Les exemples plus récents de Monseigneur Lefebvre ou encore de Dom Gérard Calvet montrent qu’il est parfois nécessaire de faire un pas en arrière afin de survivre avant que l’autorité, assainie au moins pour un temps, reconnaisse le bienfondé des actes de « désobéissance » matérielle.

La media via est donc la communion avec l’autorité, même exercée d’une mauvaise manière, tout en « désobéissant » si elle demande des choses contraires à la foi et aux mœurs. Le plus important est de garder et de cultiver la vertu d’espérance. Nous pouvons, et devons, par charité, prier et faire des sacrifices pour tous les pasteurs ; pour leur courage ou leur conversion. Implorons le Très-Haut qu’Il daigne abréger cette crise et redonner à Son Épouse sa splendeur et sa sainteté visible dans ce monde qui en a tant besoin.

En guise de conclusion, nous pouvons méditer ces mots de Léon XIII :

« À qui veut régénérer une société quelconque en décadence, on prescrit avec raison de la ramener à ses origines. La perfection de toute société consiste, en effet, à poursuivre et à atteindre la fin en vue de laquelle elle a été fondée, en sorte que tous les mouvements et tous les actes de la vie sociale naissent du même principe d’où est née la société. Aussi, s’écarter de la fin, c’est aller à la mort ; y revenir, c’est reprendre vie [4] ».

Voilà ce qui assainira l’Église : le retour à la Tradition, car si nous sommes coupés d’elle :

« Nous voyons cette approche non seulement dans la théologie morale, mais aussi dans la liturgie.
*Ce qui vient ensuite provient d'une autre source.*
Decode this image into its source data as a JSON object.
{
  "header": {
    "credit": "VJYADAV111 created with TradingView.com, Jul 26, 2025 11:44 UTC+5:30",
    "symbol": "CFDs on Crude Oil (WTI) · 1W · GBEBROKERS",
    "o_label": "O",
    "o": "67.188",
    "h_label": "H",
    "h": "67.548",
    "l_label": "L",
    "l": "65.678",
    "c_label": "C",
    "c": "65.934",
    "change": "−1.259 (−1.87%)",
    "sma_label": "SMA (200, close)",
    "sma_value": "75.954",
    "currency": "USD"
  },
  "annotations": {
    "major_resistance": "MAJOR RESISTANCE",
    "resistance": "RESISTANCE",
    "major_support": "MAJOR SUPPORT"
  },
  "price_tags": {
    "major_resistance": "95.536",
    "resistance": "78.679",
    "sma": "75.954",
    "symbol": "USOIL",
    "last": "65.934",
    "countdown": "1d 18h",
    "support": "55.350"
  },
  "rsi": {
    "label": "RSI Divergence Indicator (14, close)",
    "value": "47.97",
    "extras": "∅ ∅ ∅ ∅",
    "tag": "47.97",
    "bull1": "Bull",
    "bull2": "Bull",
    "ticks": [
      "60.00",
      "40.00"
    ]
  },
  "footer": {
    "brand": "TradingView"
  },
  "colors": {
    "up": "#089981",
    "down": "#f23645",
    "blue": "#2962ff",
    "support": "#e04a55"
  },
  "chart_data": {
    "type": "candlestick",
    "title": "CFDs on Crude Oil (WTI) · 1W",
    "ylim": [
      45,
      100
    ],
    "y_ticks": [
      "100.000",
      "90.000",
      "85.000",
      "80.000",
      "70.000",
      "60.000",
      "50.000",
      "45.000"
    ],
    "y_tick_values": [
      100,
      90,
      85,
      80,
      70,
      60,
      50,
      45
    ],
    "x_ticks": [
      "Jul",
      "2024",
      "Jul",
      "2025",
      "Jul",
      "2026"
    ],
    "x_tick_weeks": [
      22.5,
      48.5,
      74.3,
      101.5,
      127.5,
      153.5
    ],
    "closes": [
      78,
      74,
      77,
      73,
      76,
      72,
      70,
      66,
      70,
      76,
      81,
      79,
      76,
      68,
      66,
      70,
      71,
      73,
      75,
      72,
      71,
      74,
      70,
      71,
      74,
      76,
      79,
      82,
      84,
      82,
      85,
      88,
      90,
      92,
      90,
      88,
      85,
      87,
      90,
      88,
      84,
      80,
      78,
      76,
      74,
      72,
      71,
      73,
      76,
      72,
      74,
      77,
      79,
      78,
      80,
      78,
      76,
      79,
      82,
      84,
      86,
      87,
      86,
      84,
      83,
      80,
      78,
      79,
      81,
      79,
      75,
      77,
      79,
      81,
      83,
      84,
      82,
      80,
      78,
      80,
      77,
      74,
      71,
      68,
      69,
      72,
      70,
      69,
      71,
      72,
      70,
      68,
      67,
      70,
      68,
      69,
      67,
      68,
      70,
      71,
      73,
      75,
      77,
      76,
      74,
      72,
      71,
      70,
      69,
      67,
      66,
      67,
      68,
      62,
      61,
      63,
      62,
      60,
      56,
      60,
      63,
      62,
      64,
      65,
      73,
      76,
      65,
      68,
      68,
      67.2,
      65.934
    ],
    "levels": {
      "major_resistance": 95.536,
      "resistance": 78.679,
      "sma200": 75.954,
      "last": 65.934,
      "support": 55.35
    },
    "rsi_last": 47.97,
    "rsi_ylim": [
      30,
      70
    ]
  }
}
Des traditions sacrées qui ont bien servi l’Église pendant des centaines d’années sont maintenant présentées comme dangereuses. L’accent mis sur l’horizontal repousse le vertical, comme si Dieu était une expérience plutôt qu’une réalité ontologique [5] ».

Soyons donc fort et pleins d’espérance pour aller de l’avant : Duc in altum !

+ G.


[1] 1869 – suspendu sine die en 1870.
[2] v. 1054
[3] CDC 1983, LII, I, 1, art. 1.
[4] Léon XIII, Encyclique Rerum novarum.
[5] Conférence de S. E. R. card. Sarah, donnée le 14 juin 2024 au NAPA Institute.